Tim Kendall, general manager at Pinterest, wants to make one thing clear: Pinterest is not a social network.
“One of biggest misconceptions — and this is probably partly our own fault — is that people think that we’re a social network, and were not. People do not go to Pinterest to share what they’re doing with friends or family,” Kendall said.
It’s a destination for individuals planning for future. Whether this is the very immediate future — such as what they want to wear that day — or planning for a party or a wedding. Kendall said queries range from looking at options for how to wear a scarf that day to a purchase one might be contemplating for the weekend. He called this “immediate planning,” but Pinterest is also widely used to find what kind of car someone might want to buy in a year or what vacation home they want to own in a decade.
The one thing that all of the above scenarios have in common is that they are all future oriented.
“It’s not about the past or even about the moment, and that’s principally what social networks are about: what you did last night or what your friend did last weekend,” Kendall said. “It’s [Pinterest’s] really like a magazine or catalogue of ideas that we’re hand-crafting every day for you based on what we know about you.”
And an extensive catalogue it is. Kendall said 100 million active users interact with 50 billion pins on one billion boards, and when users pin to boards, Pinterest can do two things: drive insights to make a better experience and help marketers reach the right people.
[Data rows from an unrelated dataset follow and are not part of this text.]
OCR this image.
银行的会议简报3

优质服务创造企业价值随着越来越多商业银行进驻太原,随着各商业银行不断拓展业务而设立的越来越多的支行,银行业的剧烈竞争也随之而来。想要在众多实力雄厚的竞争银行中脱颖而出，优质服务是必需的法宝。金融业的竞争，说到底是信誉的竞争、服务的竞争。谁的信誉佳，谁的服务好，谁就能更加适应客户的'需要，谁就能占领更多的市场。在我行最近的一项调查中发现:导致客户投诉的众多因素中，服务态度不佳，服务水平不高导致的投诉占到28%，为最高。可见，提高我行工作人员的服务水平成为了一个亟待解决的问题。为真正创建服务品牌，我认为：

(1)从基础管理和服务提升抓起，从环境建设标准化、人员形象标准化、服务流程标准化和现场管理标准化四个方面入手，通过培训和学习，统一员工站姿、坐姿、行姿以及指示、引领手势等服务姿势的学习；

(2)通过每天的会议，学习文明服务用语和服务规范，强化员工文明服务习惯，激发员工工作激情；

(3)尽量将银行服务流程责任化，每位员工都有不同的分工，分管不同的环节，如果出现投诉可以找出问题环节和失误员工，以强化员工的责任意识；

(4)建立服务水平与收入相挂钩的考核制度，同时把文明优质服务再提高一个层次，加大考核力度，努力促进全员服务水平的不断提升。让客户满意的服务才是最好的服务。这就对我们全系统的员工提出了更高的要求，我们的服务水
He is clear that the majority of content living on Pinterest is not of the user-generated variety. Three-quarters of the content comes from the businesses themselves (pulled from their domains or apps), another point of differentiation from social networks like Facebook where users are responsible for many of the images that live on the platform.
Another difference: Pinterest content is more evergreen. What this means is that while the half life of a tweet is 24 minutes and a post on Facebook is 90 minutes, a Pin has a half life of three-and-a-half months. That is great news for marketers, because at three months in, a pin still hasn’t even gone halfway through the clicks and engagements it will ultimately receive.
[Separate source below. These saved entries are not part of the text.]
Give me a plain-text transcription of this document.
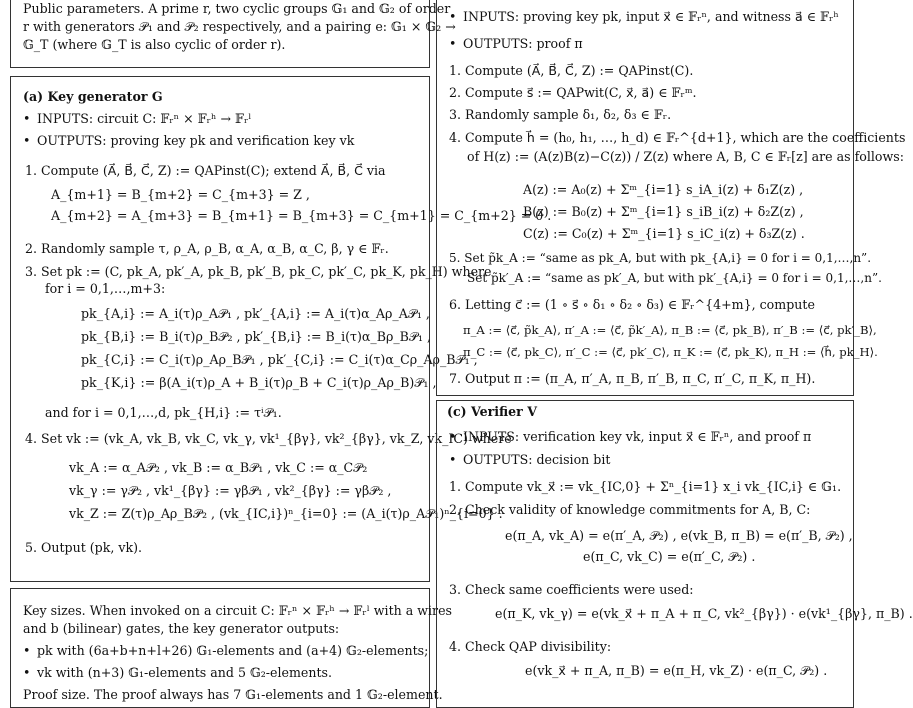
Public parameters. A prime r, two cyclic groups 𝔾₁ and 𝔾₂ of order
r with generators 𝒫₁ and 𝒫₂ respectively, and a pairing e: 𝔾₁ × 𝔾₂ →
𝔾_T (where 𝔾_T is also cyclic of order r).
(a) Key generator G
• INPUTS: circuit C: 𝔽ᵣⁿ × 𝔽ᵣʰ → 𝔽ᵣˡ
• OUTPUTS: proving key pk and verification key vk
1. Compute (A⃗, B⃗, C⃗, Z) := QAPinst(C); extend A⃗, B⃗, C⃗ via
A_{m+1} = B_{m+2} = C_{m+3} = Z ,
A_{m+2} = A_{m+3} = B_{m+1} = B_{m+3} = C_{m+1} = C_{m+2} = 0 .
2. Randomly sample τ, ρ_A, ρ_B, α_A, α_B, α_C, β, γ ∈ 𝔽ᵣ.
3. Set pk := (C, pk_A, pk′_A, pk_B, pk′_B, pk_C, pk′_C, pk_K, pk_H) where
for i = 0,1,…,m+3:
pk_{A,i} := A_i(τ)ρ_A𝒫₁ , pk′_{A,i} := A_i(τ)α_Aρ_A𝒫₁ ,
pk_{B,i} := B_i(τ)ρ_B𝒫₂ , pk′_{B,i} := B_i(τ)α_Bρ_B𝒫₁ ,
pk_{C,i} := C_i(τ)ρ_Aρ_B𝒫₁ , pk′_{C,i} := C_i(τ)α_Cρ_Aρ_B𝒫₁ ,
pk_{K,i} := β(A_i(τ)ρ_A + B_i(τ)ρ_B + C_i(τ)ρ_Aρ_B)𝒫₁ ,
and for i = 0,1,…,d, pk_{H,i} := τⁱ𝒫₁.
4. Set vk := (vk_A, vk_B, vk_C, vk_γ, vk¹_{βγ}, vk²_{βγ}, vk_Z, vk_IC) where
vk_A := α_A𝒫₂ , vk_B := α_B𝒫₁ , vk_C := α_C𝒫₂
vk_γ := γ𝒫₂ , vk¹_{βγ} := γβ𝒫₁ , vk²_{βγ} := γβ𝒫₂ ,
vk_Z := Z(τ)ρ_Aρ_B𝒫₂ , (vk_{IC,i})ⁿ_{i=0} := (A_i(τ)ρ_A𝒫₁)ⁿ_{i=0} .
5. Output (pk, vk).
Key sizes. When invoked on a circuit C: 𝔽ᵣⁿ × 𝔽ᵣʰ → 𝔽ᵣˡ with a wires
and b (bilinear) gates, the key generator outputs:
• pk with (6a+b+n+l+26) 𝔾₁-elements and (a+4) 𝔾₂-elements;
• vk with (n+3) 𝔾₁-elements and 5 𝔾₂-elements.
Proof size. The proof always has 7 𝔾₁-elements and 1 𝔾₂-element.
• INPUTS: proving key pk, input x⃗ ∈ 𝔽ᵣⁿ, and witness a⃗ ∈ 𝔽ᵣʰ
• OUTPUTS: proof π
1. Compute (A⃗, B⃗, C⃗, Z) := QAPinst(C).
2. Compute s⃗ := QAPwit(C, x⃗, a⃗) ∈ 𝔽ᵣᵐ.
3. Randomly sample δ₁, δ₂, δ₃ ∈ 𝔽ᵣ.
4. Compute h⃗ = (h₀, h₁, …, h_d) ∈ 𝔽ᵣ^{d+1}, which are the coefficients
of H(z) := (A(z)B(z)−C(z)) / Z(z) where A, B, C ∈ 𝔽ᵣ[z] are as follows:
A(z) := A₀(z) + Σᵐ_{i=1} s_iA_i(z) + δ₁Z(z) ,
B(z) := B₀(z) + Σᵐ_{i=1} s_iB_i(z) + δ₂Z(z) ,
C(z) := C₀(z) + Σᵐ_{i=1} s_iC_i(z) + δ₃Z(z) .
5. Set p̃k_A := “same as pk_A, but with pk_{A,i} = 0 for i = 0,1,…,n”.
Set p̃k′_A := “same as pk′_A, but with pk′_{A,i} = 0 for i = 0,1,…,n”.
6. Letting c⃗ := (1 ∘ s⃗ ∘ δ₁ ∘ δ₂ ∘ δ₃) ∈ 𝔽ᵣ^{4+m}, compute
π_A := ⟨c⃗, p̃k_A⟩, π′_A := ⟨c⃗, p̃k′_A⟩, π_B := ⟨c⃗, pk_B⟩, π′_B := ⟨c⃗, pk′_B⟩,
π_C := ⟨c⃗, pk_C⟩, π′_C := ⟨c⃗, pk′_C⟩, π_K := ⟨c⃗, pk_K⟩, π_H := ⟨h⃗, pk_H⟩.
7. Output π := (π_A, π′_A, π_B, π′_B, π_C, π′_C, π_K, π_H).
(c) Verifier V
• INPUTS: verification key vk, input x⃗ ∈ 𝔽ᵣⁿ, and proof π
• OUTPUTS: decision bit
1. Compute vk_x⃗ := vk_{IC,0} + Σⁿ_{i=1} x_i vk_{IC,i} ∈ 𝔾₁.
2. Check validity of knowledge commitments for A, B, C:
e(π_A, vk_A) = e(π′_A, 𝒫₂) , e(vk_B, π_B) = e(π′_B, 𝒫₂) ,
e(π_C, vk_C) = e(π′_C, 𝒫₂) .
3. Check same coefficients were used:
e(π_K, vk_γ) = e(vk_x⃗ + π_A + π_C, vk²_{βγ}) · e(vk¹_{βγ}, π_B) .
4. Check QAP divisibility:
e(vk_x⃗ + π_A, π_B) = e(π_H, vk_Z) · e(π_C, 𝒫₂) .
And more good news for marketers is that Pinners are interacting with pins in-store. Kendall said 85 percent of pinners indicated that they’ve looked at something they’ve pinned while inside an actual store. He acknowledged that what consumers are not doing enough of yet is buying through these pins.
But the company is working hard to change that.
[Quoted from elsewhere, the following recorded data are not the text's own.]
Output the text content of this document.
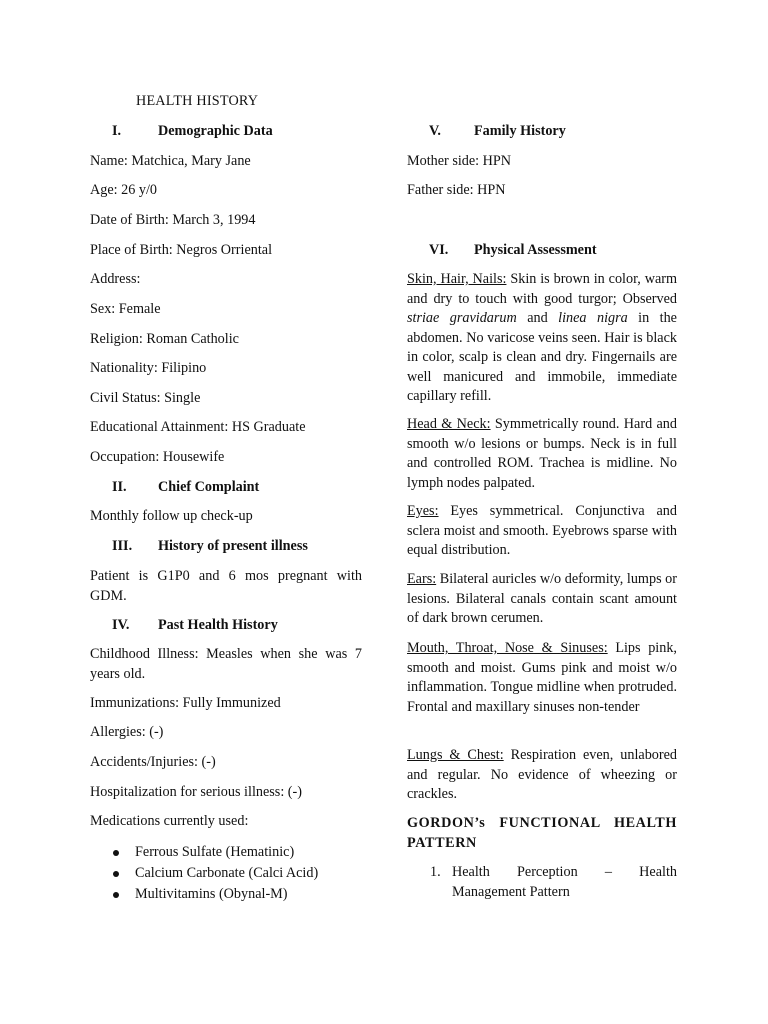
HEALTH HISTORY
I.	Demographic Data
Name: Matchica, Mary Jane
Age: 26 y/0
Date of Birth: March 3, 1994
Place of Birth: Negros Orriental
Address:
Sex: Female
Religion: Roman Catholic
Nationality: Filipino
Civil Status: Single
Educational Attainment: HS Graduate
Occupation: Housewife
II. Chief Complaint
Monthly follow up check-up
III. History of present illness
Patient is G1P0 and 6 mos pregnant with GDM.
IV. Past Health History
Childhood Illness: Measles when she was 7 years old.
Immunizations: Fully Immunized
Allergies: (-)
Accidents/Injuries: (-)
Hospitalization for serious illness: (-)
Medications currently used:
Ferrous Sulfate (Hematinic)
Calcium Carbonate (Calci Acid)
Multivitamins (Obynal-M)
V. Family History
Mother side: HPN
Father side: HPN
VI. Physical Assessment
Skin, Hair, Nails: Skin is brown in color, warm and dry to touch with good turgor; Observed striae gravidarum and linea nigra in the abdomen. No varicose veins seen. Hair is black in color, scalp is clean and dry. Fingernails are well manicured and immobile, immediate capillary refill.
Head & Neck: Symmetrically round. Hard and smooth w/o lesions or bumps. Neck is in full and controlled ROM. Trachea is midline. No lymph nodes palpated.
Eyes: Eyes symmetrical. Conjunctiva and sclera moist and smooth. Eyebrows sparse with equal distribution.
Ears: Bilateral auricles w/o deformity, lumps or lesions. Bilateral canals contain scant amount of dark brown cerumen.
Mouth, Throat, Nose & Sinuses: Lips pink, smooth and moist. Gums pink and moist w/o inflammation. Tongue midline when protruded. Frontal and maxillary sinuses non-tender
Lungs & Chest: Respiration even, unlabored and regular. No evidence of wheezing or crackles.
GORDON’s FUNCTIONAL HEALTH PATTERN
1. Health Perception – Health Management Pattern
In June, Pinterest introduced the Buyable Pin with select launch partners, and rolled out the feature more widely this month with big name e-commerce partners such as Demandware and Shopify. He said the completely self-contained buying process has been the number-one requested feature since launch. Right now, about 60 million pins today are buyable and that number is constantly growing.
And even though it’s just a few months in, Kendall said the initial signs are good. For instance, Spool No.72 said the sales on Buyable Pins are driving new customers. Eighty-four percent of these purchases are from new customers. Brooklyn-based Madesmith now sees 7 percent of total orders coming from Buyable Pins, with 100 percent of these customers being brand new to the company. Daily Chic saw 30 percent growth this summer, which was driven by Buyable Pins.
Kendall said there is no fee for merchants to use Buyable Pins. The platform wants all brands to use the service — because users are visiting Pinterest with the intent to shop. In research conducted by Pinterest, 93 percent of Pinners told the platform they are using it to buy and 87 percent said they bought something they saw on Pinterest (even though most of the time that is happening off-line).
As for how Pinterest does monetize, Kendall said revenue is generated through advertising. The Promoted Pin is put in front of users when the platform thinks its relevant to them, and this can be a powerful tool. In addition to awareness and consideration objective being met this way, the product “actually works pretty well on a conversion basis, too.”
“A number of retailers are putting search dollars into Pinterest and seeing positive results — some results on par with paid search,” Kendall said.
He also noted that intent begins earlier on the discovery platform.
“Christmas on Pinterest starts to scale up four months before the holidays, [and] you don’t start to see that scale up in search until a month before. We see a similar thing for fall fashion,” Kendall said. “Because we have this window into the future we’ve seen retailers make better merchandising decisions.”
He wouldn’t say which ones, but “one or two” retailers have already tweaked their supply chain decisions based on trends they’ve seen in Pinterest’s data.